2)酸いぶどう主・・・イエスが渇くと仰せられると、ローマ兵士は「酸いぶどう酒を含んだ海綿」をヒソプの枝につけて、イエスの口元に差し出しました。これは詩篇69篇21節の「彼らは私の食物の代わりに、苦味を与え、私が渇いたときには酢を飲ませました。」という預言のことばが成就したものです。しばしば、この「酸いぶどう酒」が、マルコ15章26節の「没薬を混ぜたぶどう酒」と混同されることがありますが、痛みを和らげる鎮痛のための「ぶどう酒」をイエスは受けることはありませんでした。兵士がイエスの口元にぶどう酒を差し出した行為は、イエスの渇きを潤そうとする行為におもえます。しかし、細いヒソプの茎に、ぶどう酒を含ませた海綿をつけるならば、不安定な穂先の海面からイエスがぶどう酒を口に含むことは容易なことではありません。こうした様子をあざけり楽む行為として兵士たちは「ぶどう酒」を差し出したのです。

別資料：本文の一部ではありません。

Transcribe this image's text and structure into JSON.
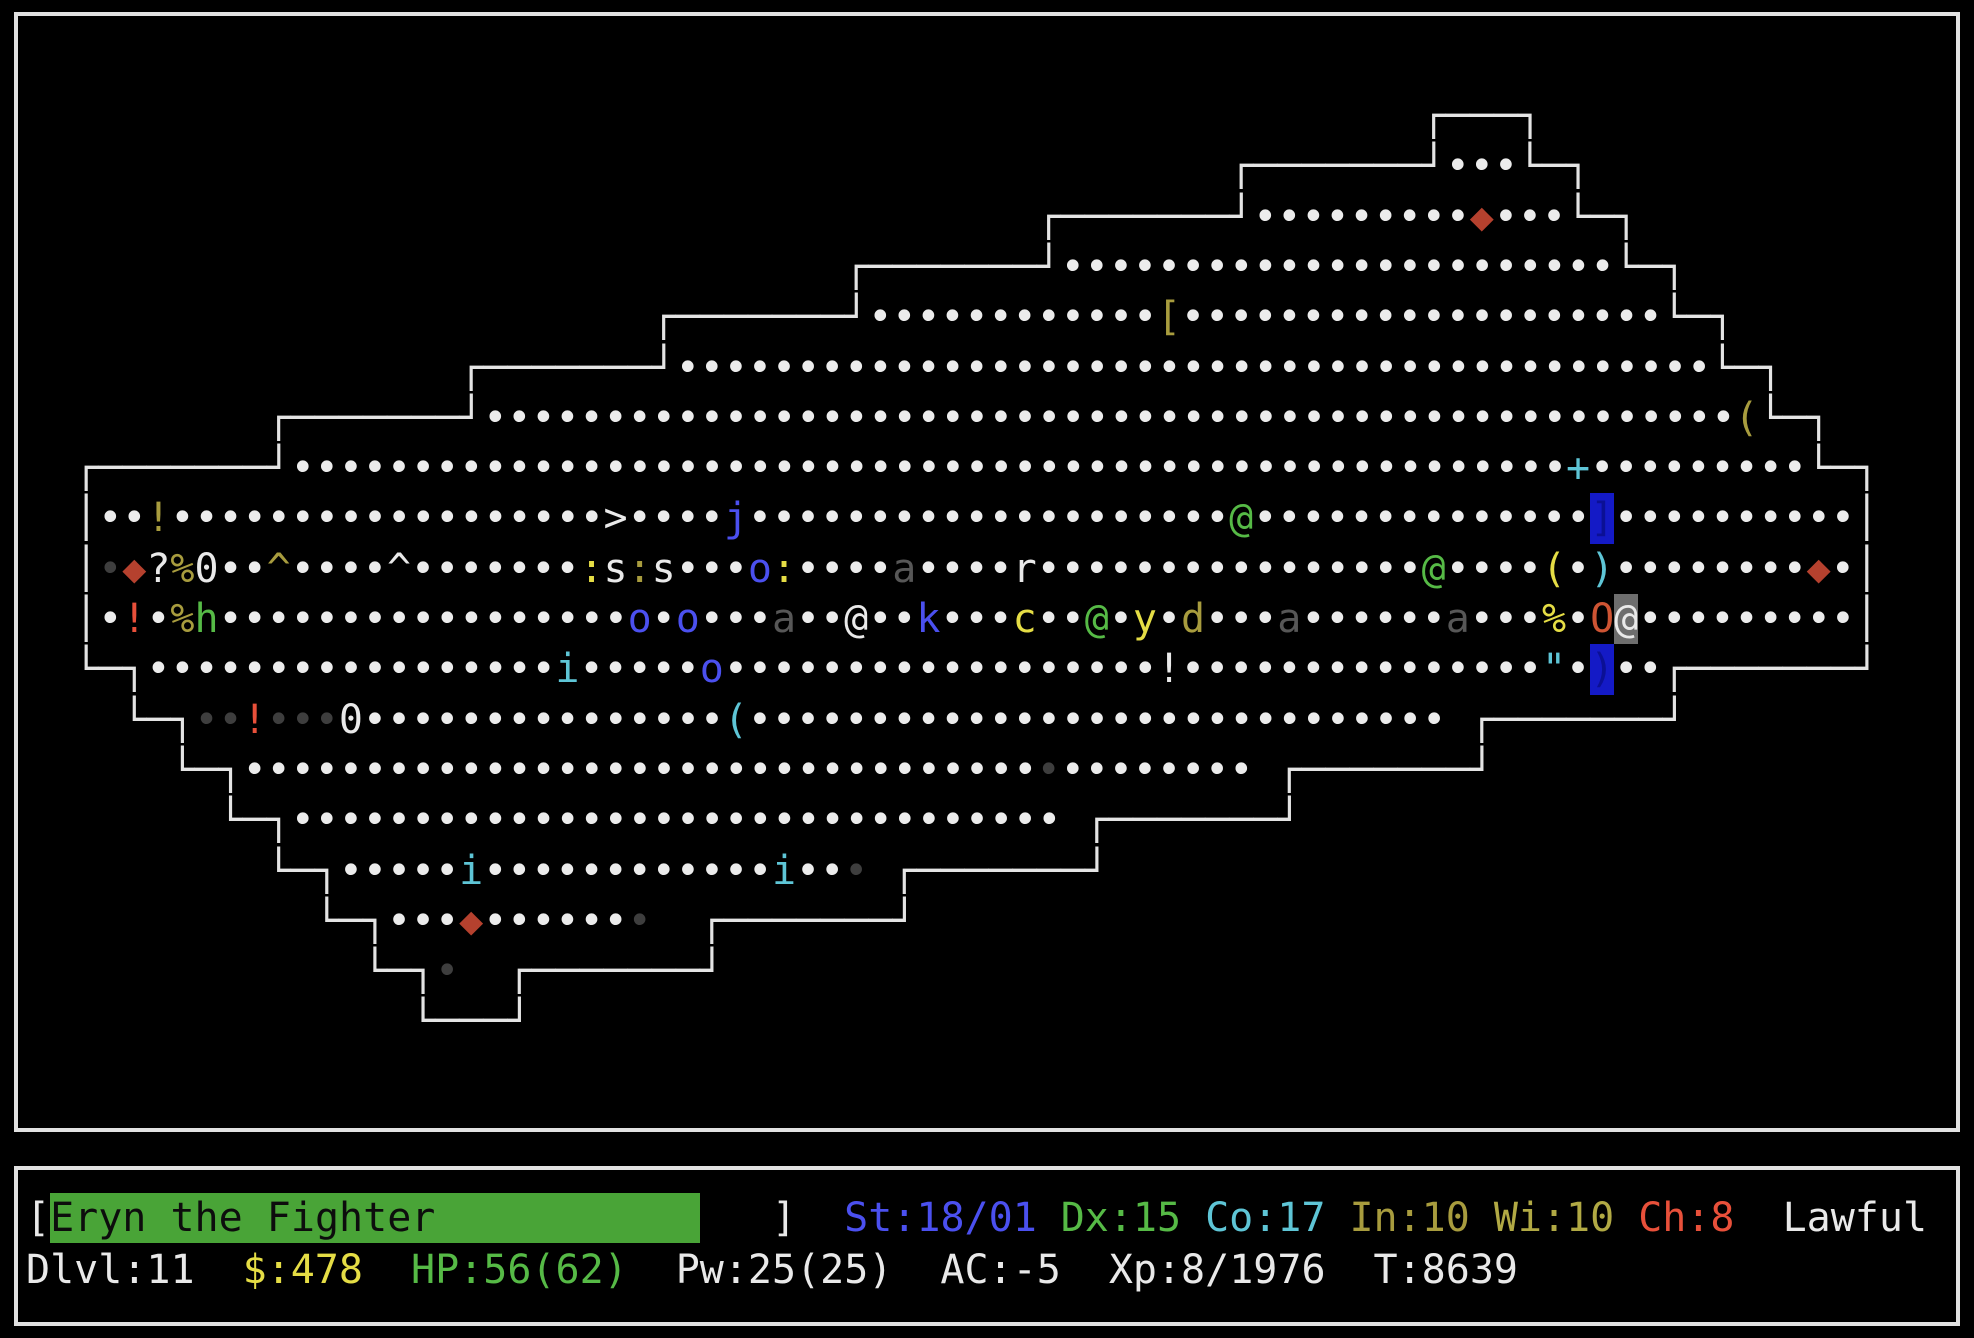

3)完了した・・・「酸いぶどう酒」を受けられたイエスは、その後「完了した」といって息を引き取られました。罪人の救いのための全ての業がここに完了した。人となって世に来られたイエスの目的が完了したと見ることができますが、その目的は「神の愛が明らかにされる」というところにあると、ローマ5:6~8でパウロは記しています。イエスご自身についても、ヨハネ13:1をみると「この世を去って父のみもとに行くべき自分の時が来たことを知られたので、世にいる自分のものを愛されたイエスは、その愛を残るところなく示された。」とありますが、この「残るところなく」という言葉は「完了した」という言葉の原型である、「目的」とも訳されることばなのです。

4)十字架の躓きを通して・・・しかし弟子たちは、イエスの十字架を通して、みなイエスに対す愛の躓きを経験しました。ペテロは常に12弟子を代表する存在でありましたが、このイエスに対する躓きにおいても他の弟子たちを代表するようにして、イエスの裁きが行われた大祭司の庭で、三度にわたってイエスとの関りを否認しました。こうしたペテロに、復活されたイエスは「ヨハネの子シモン。あなたは、この人たち以上に、わたしを愛しますか。」(ヨハネ21:15)と尋ねられます。この問いにペテロは、「はい。主よ。私があなたを愛することは、あなたがご存じです。」と答えています。イエスの十字架と復活を知る以前のペテロは、愛によって自分を誇るものでした。しかし、十字架に躓いたペテロは、自分こそ最も罪深い、最もイエスの赦しを必要としていることを知る者とされたのです。このようなペテロに主は「わたしの羊を飼いなさい。」(15.16.17)とご自身の羊を委ねておられるのです。

5)愛を完成してくださる神・・・「完了した」という言葉は、「成し遂げる」と読み替えることが出来る言葉です。ペテロの愛を、そして私たちの愛を完成してくださるのは神さまご自身なのです。愛のない自分に腹が立つ、あるいは落胆することもあるかもしれません。しかし、十字架によってその愛を余すところなく示された神は、私たちのうちで愛を完成してくださるお方でもあるのです。主は、私たち心から神を愛し、また隣人を心から愛し、互いの足を洗うように仕えることが出来るよう、私たちとともに生きてくださる方のです。